My Darling Daughter by JP Delaney — a psychological thrilled by the same author of The Girl Before. A good beach read if you’re looking for something to churn through in a quick couple of days.
PS — if you’re a big reader, follow me on Goodreads here! I log every single book I read (as well as audiobooks I listen to… don’t @ me). I love seeing what other people read too so please add me so I can get even more inspo!
A final remark…
A TikTok of mine went viral about a month ago, amassing tens of millions of views across several platforms.

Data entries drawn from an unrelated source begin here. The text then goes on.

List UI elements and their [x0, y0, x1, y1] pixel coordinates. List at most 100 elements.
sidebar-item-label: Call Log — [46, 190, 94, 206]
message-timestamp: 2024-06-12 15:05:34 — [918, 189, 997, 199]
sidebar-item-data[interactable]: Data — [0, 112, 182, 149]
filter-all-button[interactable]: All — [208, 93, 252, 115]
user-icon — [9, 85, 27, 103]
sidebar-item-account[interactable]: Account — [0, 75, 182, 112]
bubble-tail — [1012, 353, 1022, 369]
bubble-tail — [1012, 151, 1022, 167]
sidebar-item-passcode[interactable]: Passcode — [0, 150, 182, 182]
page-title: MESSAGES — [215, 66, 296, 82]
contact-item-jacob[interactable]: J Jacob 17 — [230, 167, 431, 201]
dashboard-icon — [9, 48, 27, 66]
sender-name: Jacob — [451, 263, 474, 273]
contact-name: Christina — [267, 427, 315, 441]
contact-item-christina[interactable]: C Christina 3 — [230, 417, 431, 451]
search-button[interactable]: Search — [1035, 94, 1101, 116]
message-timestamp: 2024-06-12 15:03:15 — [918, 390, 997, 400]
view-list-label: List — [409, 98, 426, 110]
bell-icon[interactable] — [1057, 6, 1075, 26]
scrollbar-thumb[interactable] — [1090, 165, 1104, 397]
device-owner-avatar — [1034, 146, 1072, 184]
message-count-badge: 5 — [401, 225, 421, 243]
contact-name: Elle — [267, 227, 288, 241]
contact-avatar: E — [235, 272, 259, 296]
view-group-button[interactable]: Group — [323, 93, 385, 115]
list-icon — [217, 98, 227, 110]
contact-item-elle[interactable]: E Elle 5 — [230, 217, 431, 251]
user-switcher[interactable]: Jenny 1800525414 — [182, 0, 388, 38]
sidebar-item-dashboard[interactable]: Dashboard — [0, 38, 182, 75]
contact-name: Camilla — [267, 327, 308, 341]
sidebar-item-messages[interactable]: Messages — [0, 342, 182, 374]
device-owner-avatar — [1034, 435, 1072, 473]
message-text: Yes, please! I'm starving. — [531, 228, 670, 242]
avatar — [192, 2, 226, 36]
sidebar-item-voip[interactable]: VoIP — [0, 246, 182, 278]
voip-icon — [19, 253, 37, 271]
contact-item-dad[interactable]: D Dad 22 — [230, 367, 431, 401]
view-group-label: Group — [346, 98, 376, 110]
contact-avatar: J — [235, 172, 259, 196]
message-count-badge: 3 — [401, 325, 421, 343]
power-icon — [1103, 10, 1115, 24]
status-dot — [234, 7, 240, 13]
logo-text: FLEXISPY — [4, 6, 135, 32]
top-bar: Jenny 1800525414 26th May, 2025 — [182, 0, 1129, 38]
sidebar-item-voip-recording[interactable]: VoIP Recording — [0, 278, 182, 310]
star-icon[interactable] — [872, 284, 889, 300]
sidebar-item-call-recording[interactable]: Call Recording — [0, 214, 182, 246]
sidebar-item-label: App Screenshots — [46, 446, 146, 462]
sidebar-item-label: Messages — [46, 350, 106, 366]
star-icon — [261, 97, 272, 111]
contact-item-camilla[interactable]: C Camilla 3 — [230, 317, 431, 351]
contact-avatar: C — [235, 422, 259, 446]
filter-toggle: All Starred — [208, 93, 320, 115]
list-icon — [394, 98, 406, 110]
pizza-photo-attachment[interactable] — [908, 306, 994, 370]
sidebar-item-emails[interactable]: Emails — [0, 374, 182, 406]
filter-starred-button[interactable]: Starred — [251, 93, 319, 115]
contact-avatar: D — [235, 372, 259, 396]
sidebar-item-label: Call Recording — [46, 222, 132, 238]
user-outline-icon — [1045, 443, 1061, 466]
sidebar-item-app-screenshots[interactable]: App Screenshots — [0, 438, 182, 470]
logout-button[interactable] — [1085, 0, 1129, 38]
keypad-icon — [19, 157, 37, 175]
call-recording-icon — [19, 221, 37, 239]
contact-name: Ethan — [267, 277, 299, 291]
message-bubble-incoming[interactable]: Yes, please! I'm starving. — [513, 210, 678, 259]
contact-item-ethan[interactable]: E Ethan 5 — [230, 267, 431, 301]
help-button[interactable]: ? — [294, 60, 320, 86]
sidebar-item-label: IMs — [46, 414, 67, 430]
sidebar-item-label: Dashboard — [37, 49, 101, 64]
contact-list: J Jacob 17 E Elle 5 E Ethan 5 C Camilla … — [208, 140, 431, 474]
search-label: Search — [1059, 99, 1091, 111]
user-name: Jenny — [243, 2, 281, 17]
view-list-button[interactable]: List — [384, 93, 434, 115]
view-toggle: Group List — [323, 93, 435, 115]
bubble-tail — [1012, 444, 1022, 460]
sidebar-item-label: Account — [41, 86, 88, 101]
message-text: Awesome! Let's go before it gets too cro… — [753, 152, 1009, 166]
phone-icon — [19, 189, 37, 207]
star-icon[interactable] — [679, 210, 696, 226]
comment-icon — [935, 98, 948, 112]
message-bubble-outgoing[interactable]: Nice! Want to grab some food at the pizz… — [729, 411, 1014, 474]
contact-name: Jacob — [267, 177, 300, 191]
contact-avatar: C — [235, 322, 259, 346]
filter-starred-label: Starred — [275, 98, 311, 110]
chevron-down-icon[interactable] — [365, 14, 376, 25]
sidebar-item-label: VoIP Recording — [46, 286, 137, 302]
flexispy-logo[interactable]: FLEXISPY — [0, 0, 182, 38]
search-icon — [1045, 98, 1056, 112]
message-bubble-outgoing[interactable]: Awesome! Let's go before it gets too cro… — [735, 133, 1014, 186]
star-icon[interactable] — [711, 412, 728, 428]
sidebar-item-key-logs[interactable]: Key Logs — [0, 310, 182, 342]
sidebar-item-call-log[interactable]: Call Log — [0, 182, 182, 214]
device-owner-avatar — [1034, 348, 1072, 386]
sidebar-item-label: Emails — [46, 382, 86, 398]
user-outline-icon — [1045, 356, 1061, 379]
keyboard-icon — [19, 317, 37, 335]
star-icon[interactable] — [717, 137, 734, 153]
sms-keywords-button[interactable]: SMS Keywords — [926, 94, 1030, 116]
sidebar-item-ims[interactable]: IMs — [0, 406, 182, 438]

I felt a lot of guilt for accidentally commodifying my team members and using them for what can be seen as personal gain (particularly Lulu — soz about the angles doll)… and it’s definitely taught me a few lessons around content licensing and asking for consent before posting things on social media.
I think that if it’s taught me anything, I would be terrible at being famous. I heard Megan Fox talking about the online lynch mobs being modern day versions of witch hunts, and burning people at the stake on a recent Call Her Daddy episode. I thought it was a really powerful metaphor, and not one that I had thought of so literally before.
From my tiny, tiny taste of viral content, I actually can say I am so grateful to not be a person in the spotlight. People online are so mean, everyone seemingly has an opinion (and an uneducated one at that). People jump to conclusions and make out of context assumptions. So, this is just your message to always remember to be kind. And please, just stay out of comment sections — it makes you look like a fucking idiot and people are laughing at you. Keep your bitching to DMs.